Face à ces hommes, c’est avec pédagogie que Simone Veil met des mots justes sur la maternité, sur les réalités de cette dernière et des situations de chaque femme. Elle démontre que légaliser l’avortement n’est pas l’encourager, mais simplement être en accord avec une situation de fait. C’est également justifier qu’avorter n’est pas synonyme d’homicide, en rappelant les réalités de la grossesse et les statistiques souvent méconnues.

« Faut-il rappeler que, selon les études de l’Organisation mondiale de la santé, sur cent conceptions, quarante-cinq s’interrompent d’elles-mêmes au cours des deux premières semaines et que, sur cent grossesses au début de la troisième semaine, un quart n’arrive pas à terme, du seul fait de phénomènes naturels ? »

On peut facilement retrouver ce discours en vidéo, sur internet, mais il me semblait important de l’avoir imprimé, dans ma bibliothèque, à l’image de l’importance qu’il a eu. Alors, certes, le relire en 2021 peut poser des questions. Certains passages m’ont dérangée, car la société a évidemment évolué sur de nombreux sujets depuis cette année 1974 et notre vision de la maternité et de l’avortement a également évolué, je le crois. Malgré tout, je sais faire preuve de recul. Je sais reconnaître que l’on évolue avec le temps, et que ce discours fut un très grand pas pour les droits des femmes. Je comprends aussi qu’il fallait tempérer les mots choisis pour que cette loi soit votée. Qu’on aurait certes pu aller plus loin, mais au risque que cette loi ne passe pas. Car c’est avec l’accord du plus grand nombre qu’elle serait votée, et diviser n’aurait été qu’une stratégie regrettable.

J’ai trouvé également ce texte très instructif sur l’époque à laquelle ce discours a été prononcé.

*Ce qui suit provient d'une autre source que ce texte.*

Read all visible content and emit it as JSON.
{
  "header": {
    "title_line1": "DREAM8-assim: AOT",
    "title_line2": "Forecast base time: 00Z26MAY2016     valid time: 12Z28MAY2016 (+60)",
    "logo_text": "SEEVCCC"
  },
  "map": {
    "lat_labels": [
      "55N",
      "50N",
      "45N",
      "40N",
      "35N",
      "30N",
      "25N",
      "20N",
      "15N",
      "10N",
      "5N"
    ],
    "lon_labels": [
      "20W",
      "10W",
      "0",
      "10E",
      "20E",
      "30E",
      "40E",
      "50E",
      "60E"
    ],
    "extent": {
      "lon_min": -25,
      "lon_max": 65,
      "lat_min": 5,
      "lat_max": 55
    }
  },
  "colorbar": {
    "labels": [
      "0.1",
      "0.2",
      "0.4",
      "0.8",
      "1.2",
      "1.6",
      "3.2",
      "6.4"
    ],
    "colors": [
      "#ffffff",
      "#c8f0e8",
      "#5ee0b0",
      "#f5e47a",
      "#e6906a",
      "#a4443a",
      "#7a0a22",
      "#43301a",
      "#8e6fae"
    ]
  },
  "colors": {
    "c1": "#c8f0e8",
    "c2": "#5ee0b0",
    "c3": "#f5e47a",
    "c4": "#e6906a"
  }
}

J’avoue ne pas avoir su qu’il avait été énoncé dans un contexte où la natalité était en forte baisse et où tant l’avortement que la contraception étaient souvent considérés comme des menaces à la démographie et donc à l’avenir de la France. Lire cela aujourd’hui est assez surprenant, tant cela semble éloigné de notre vision actuelle des choses. On oublie également souvent que pendant si longtemps, les femmes avaient des enfants en grand nombre, sans les avoir désirés, car la contraception n’existait pas. J’ai également beaucoup appris concernant l’historique de l’avortement et de sa législation. Ce fut une lecture primordiale. Je crois, qu’en tant que femme, il est important de savoir ces choses-là. De réaliser qu’il y a quelques années encore, des femmes étaient tuées parce qu’elles avaient mis un terme à leur grossesse. De comprendre que la loi évolue encore aujourd’hui, en rendant ce droit de plus en plus accessible à toutes, sans condition de ressources financières, ou autre. Merci, Madame Veil, d’avoir parlé au nom des femmes et d’avoir contribué à faire évoluer la pensée et les droits des femmes.

Pour résumer …

Il est primordial, d’autant plus en tant que femme, de comprendre l’historique du droit à l’avortement, et les combats de Simone Veil et de tant d’autres femmes pour que ce droit pour accessible à toutes. J’ai beaucoup appris grâce à cette lecture.